Eu sou apaixonada por Psicologia do Esporte, e ocasionalmente dedico um tempo para estudar um pouco mais sobre performance, principalmente no futebol, e algo que os atletas profissionais de futebol e qualquer outro esporte NÃO fazem é se preparar para o pior e nem para o ruim que pode acontecer. Na verdade, eles fazem o oposto; há muitas técnicas, por exemplo, de visualização (imagética mental), onde o jogador imagina a si mesmo jogando bem, fazendo passes, finalizações ou defesas com sucesso.
Isso ajuda o cérebro a “ensaiar” a performance, aumentando confiança, foco e controle motor. Além de técnicas de foco atencional e ancoragem no presente, sem se perder em distrações (tipo torcida, adversário, erro passado ou medo do resultado). O que aprendi assistindo futebol e estudando um pouquinho sobre, é que eles fazem - e precisam - fazer exatamente o contrário do que acreditamos que funciona no senso comum.

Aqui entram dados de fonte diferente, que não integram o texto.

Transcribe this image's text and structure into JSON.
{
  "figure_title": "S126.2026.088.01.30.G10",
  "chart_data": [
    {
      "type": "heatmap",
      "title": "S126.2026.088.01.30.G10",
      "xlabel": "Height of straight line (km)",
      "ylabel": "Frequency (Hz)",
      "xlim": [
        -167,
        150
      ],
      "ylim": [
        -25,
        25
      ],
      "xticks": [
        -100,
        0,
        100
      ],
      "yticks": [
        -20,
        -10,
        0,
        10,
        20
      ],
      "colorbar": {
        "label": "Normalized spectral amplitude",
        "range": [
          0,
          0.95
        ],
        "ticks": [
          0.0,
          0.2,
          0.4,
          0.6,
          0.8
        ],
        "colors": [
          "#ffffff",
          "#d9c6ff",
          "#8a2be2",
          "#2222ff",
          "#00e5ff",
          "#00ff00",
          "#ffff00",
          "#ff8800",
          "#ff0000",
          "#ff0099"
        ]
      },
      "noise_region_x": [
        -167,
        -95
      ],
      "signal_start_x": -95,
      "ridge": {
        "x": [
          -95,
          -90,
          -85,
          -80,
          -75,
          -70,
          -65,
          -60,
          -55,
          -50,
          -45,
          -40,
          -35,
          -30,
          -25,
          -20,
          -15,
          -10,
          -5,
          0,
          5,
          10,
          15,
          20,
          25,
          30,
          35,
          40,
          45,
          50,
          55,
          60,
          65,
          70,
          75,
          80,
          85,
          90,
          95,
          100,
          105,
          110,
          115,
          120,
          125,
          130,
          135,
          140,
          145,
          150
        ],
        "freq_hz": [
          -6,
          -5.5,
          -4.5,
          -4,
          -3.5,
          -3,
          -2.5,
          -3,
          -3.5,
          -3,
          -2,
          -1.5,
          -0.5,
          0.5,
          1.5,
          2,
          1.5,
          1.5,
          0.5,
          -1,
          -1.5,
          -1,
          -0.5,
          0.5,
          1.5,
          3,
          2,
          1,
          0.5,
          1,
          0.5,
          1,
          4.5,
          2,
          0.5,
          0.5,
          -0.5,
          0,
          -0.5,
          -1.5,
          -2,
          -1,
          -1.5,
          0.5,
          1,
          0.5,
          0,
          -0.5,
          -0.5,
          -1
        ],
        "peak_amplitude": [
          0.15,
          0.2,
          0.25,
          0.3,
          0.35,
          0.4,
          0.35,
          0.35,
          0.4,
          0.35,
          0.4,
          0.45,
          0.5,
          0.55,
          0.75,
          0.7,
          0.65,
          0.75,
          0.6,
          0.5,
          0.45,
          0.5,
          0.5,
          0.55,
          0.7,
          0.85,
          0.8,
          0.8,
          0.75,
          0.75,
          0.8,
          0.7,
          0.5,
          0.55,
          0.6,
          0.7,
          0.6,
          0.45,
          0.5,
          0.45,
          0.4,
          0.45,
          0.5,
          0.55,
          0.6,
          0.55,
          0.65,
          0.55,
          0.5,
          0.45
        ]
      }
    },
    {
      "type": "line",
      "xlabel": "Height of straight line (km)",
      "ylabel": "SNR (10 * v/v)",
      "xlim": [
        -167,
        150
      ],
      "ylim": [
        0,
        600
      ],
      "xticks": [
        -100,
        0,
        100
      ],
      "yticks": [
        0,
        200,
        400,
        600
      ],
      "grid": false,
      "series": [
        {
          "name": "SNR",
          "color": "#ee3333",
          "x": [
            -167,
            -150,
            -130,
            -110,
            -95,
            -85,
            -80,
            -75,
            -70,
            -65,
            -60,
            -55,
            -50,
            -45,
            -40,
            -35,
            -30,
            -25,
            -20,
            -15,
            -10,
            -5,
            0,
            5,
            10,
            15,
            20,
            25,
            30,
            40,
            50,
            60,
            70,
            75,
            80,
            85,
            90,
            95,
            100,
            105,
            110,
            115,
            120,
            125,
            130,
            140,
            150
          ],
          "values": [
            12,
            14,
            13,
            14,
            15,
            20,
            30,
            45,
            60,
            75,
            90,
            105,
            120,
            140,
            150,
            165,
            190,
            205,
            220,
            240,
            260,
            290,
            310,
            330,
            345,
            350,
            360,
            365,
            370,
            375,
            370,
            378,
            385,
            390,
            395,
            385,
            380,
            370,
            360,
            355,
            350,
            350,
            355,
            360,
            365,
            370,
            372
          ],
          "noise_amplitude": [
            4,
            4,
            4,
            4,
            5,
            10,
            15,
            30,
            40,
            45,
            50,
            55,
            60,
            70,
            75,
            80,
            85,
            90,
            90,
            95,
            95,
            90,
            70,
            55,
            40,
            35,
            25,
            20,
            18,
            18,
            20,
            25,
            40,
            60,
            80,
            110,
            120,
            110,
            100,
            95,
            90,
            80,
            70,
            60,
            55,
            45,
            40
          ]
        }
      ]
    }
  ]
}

Voltando a falar sobre savoring, essa técnica pode ser vivenciada com experiências positivas passadas (reminiscência), com experiências positivas que estão acontecendo no momento presente (saborear o momento), ou até mesmo em experiências positivas antes delas ocorrerem (antecipação). Uma infinidade de estudos científicos apontam que o savoring traz muitos efeitos positivos na nossa vida, alguns deles:
1. Prevenção da depressão e de transtornos ansiosos
2. Melhor manejo do estresse
3. Aumenta o otimismo, a felicidade e a satisfação com a vida
4. Um recurso valioso no processo de luto
5. Melhoria da saúde física e imunológica
O savoring ativa regiões como o estriado ventral (inclusive o núcleo accumbens), ligado à motivação e prazer. Isso reforça o circuito dopaminérgico, aumentando sensações de alegria, prazer e entusiasmo. Envolve o córtex pré-frontal medial, que nos ajuda a modular emoções, avaliar situações e tomar decisões mais conscientes. Isso contribui para maior resiliência emocional e controle diante do estresse.
A prática de savoring altera estruturas e padrões cerebrais. Incrível, né?
A gente vive muito nessa cultura do motivacional a qualquer custo, e é muito comum ouvirmos: se você tivesse certeza que daria certo, o que você faria? se você tivesse certeza de que não vai falhar, que plano tiraria da gaveta e começaria amanhã? É engraçado que nunca fiz essa pergunta para mim, e quando faço, eu me pergunto exatamente o contrário, é algo que também pergunto para os meus pacientes:
Se você tivesse certeza de que daria errado, o que valeria a pena fazer mesmo assim? Se você tivesse certeza de que vai falhar, o que valeria a pena tentar, apesar disso? E sim, há coisas que vale a pena experimentar, tentar, se expor ao risco, se lançar mesmo sem ter certeza do resultado.
Mas e a frustração que vem, e o sofrimento que surge do que não dá certo? Se frustrar é muito bom, nos ajuda a entender que não somos o centro do universo, nos coloca de volta no nosso lugar, nos permite desenvolver valores como humildade e habilidades como resiliência. A dor tem mais a nos ensinar do que qualquer outra coisa nessa vida, mas isso fica para um próximo post.